I too think that an apology decades later by subsequent governments or whatever are pointless and meaningless, and also think this applies to many other situations, not just forced adoptions. Talk’s cheap.

We can’t change what happened many years ago, we can only learn from the past.

Listening to some of the poor women who were forced to give up their babies, they seemed to feel that at least the apologies did go some way to acknowledging their situation. Nothing can change what happened to them, but the ones I saw being interviewed seemed to be genuinely grateful that this was now being acknowledged.

Yammy Thu 23-Mar-23 11:45:48

Calendargirl

I too think that an apology decades later by subsequent governments or whatever are pointless and meaningless, and also think this applies to many other situations, not just forced adoptions. Talk’s cheap.

We can’t change what happened many years ago, we can only learn from the past.

You have put it very clearly we should learn from the past.

lemsip Thu 23-Mar-23 11:12:42

He would have known that she did of course remember the day, hour and minute too! but it's their job to get the person to tell us about it.

biglouis Thu 23-Mar-23 11:05:34

I believe in these sorts of interviews it is usual for the interviewer to run through the kinds of questions s/he is likely to ask so that the interviewee can veto any that would be too upsetting.

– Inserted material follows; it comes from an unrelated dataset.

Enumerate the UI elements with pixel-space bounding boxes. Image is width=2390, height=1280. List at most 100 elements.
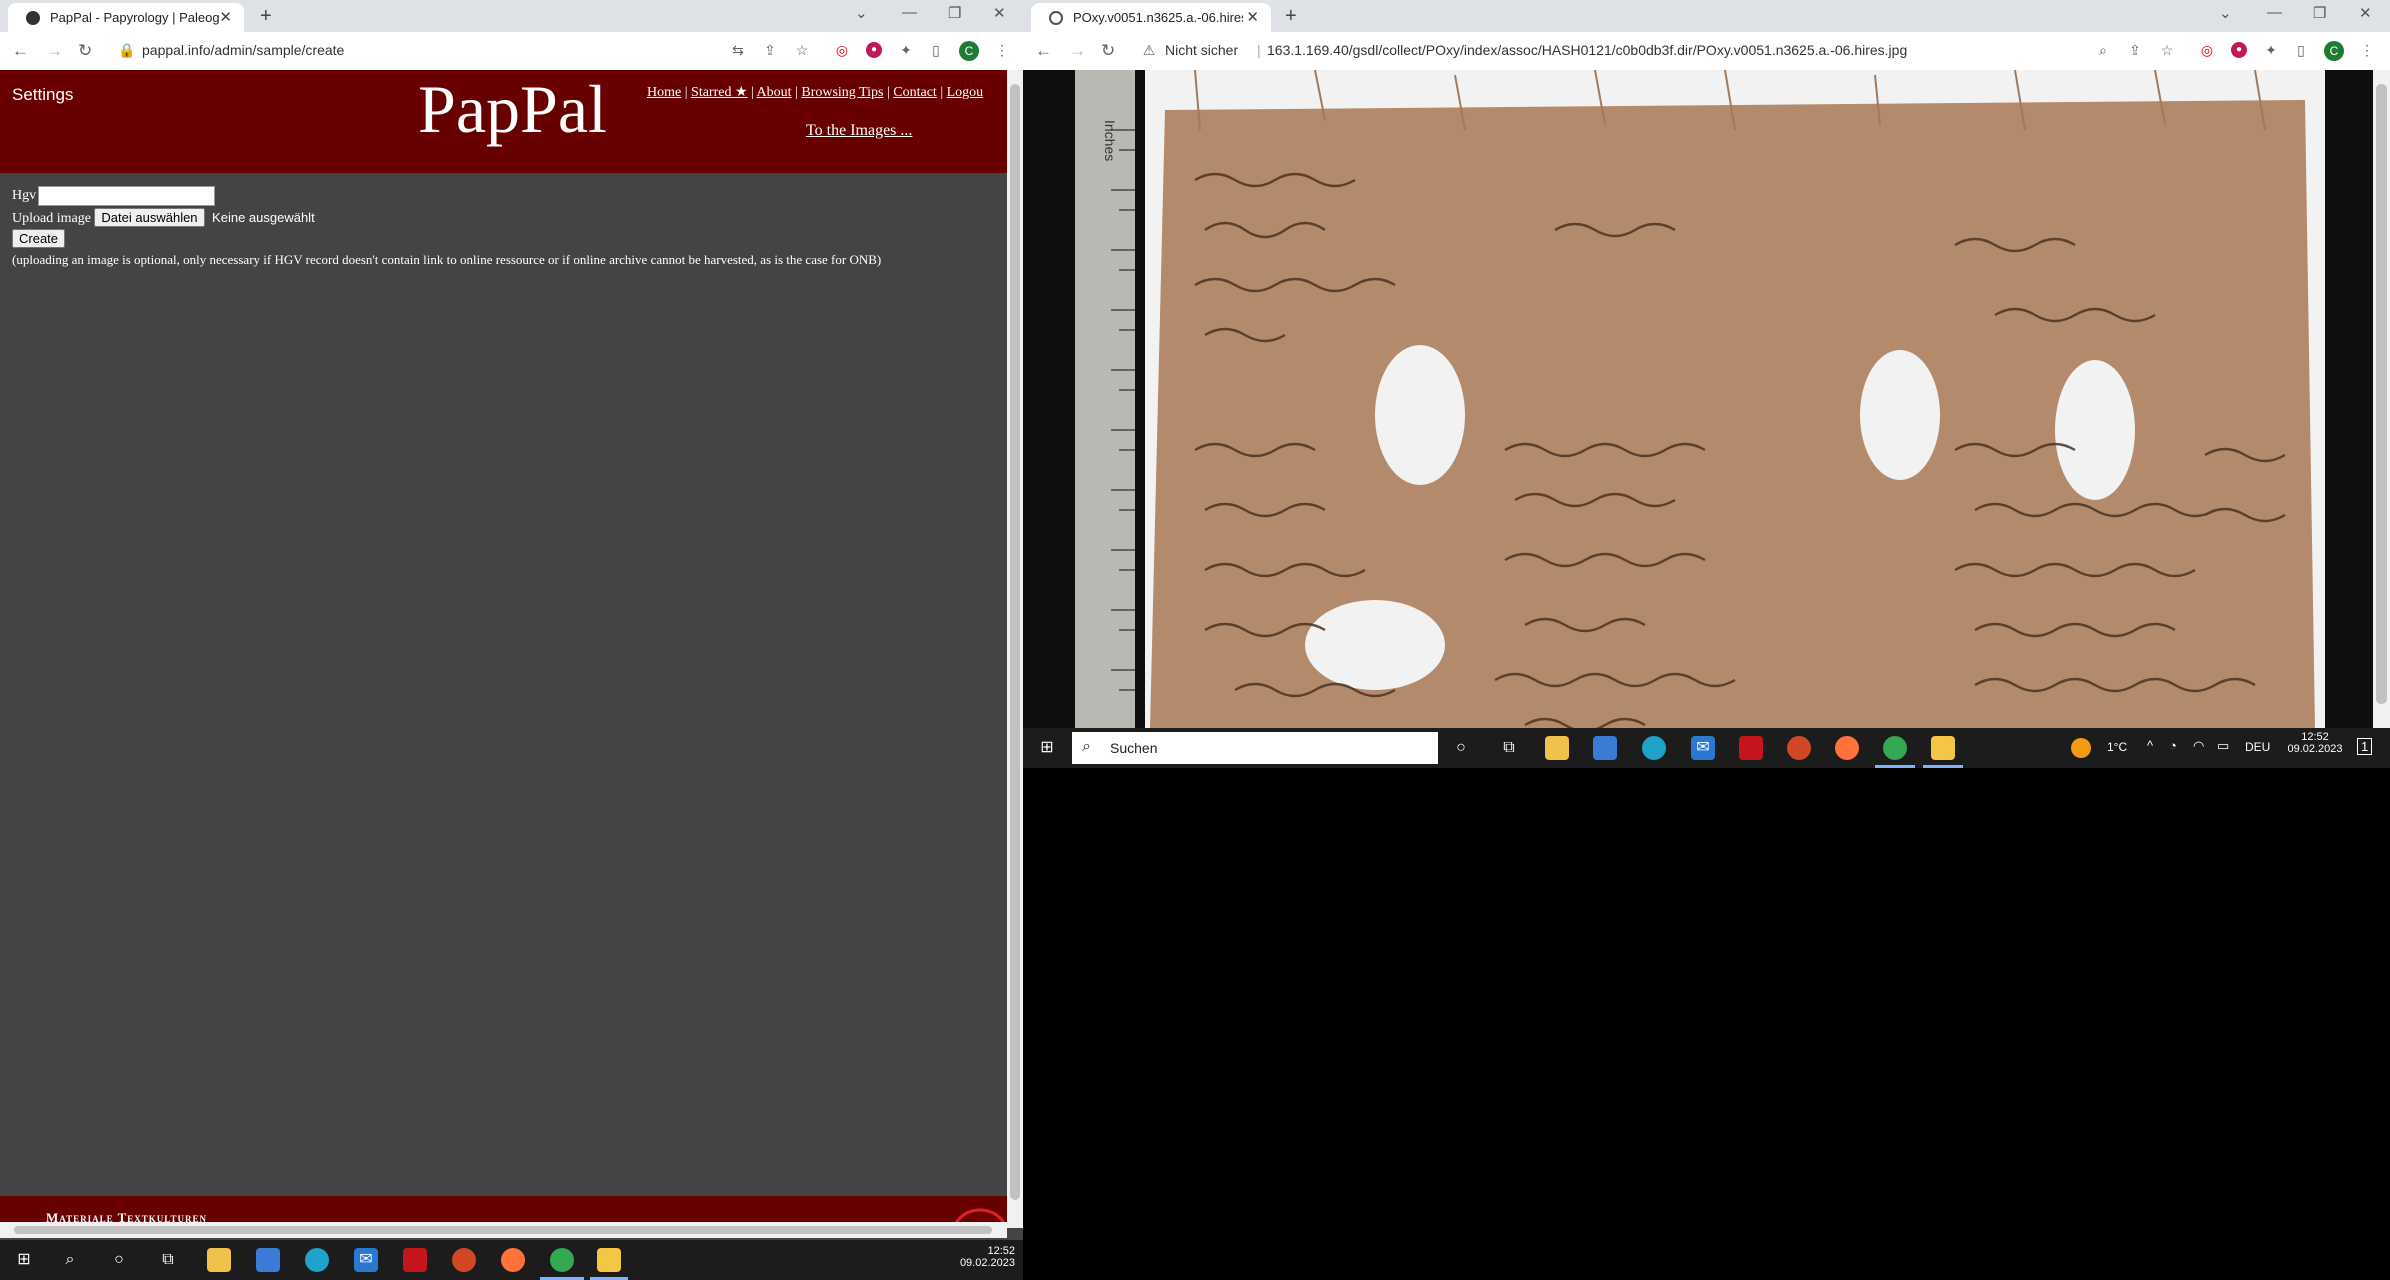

Obviously the program makers want to elicit as much "human interest" as possible but to avoid someone breaking down on camera. So when interviewers ask "how did you feel" the other party has an anticipation of what is coming.

Calendargirl Thu 23-Mar-23 10:56:53

I too think that an apology decades later by subsequent governments or whatever are pointless and meaningless, and also think this applies to many other situations, not just forced adoptions. Talk’s cheap.

We can’t change what happened many years ago, we can only learn from the past.

Germanshepherdsmum Thu 23-Mar-23 10:23:44

So sorry Shinamae. 💐

vintage1950 Thu 23-Mar-23 10:18:50

Shinamae flowers. My husband was born in a maternity hospital where the unmarried mothers looked after the married ones, and saw their babies being taken away by the adoptive parents.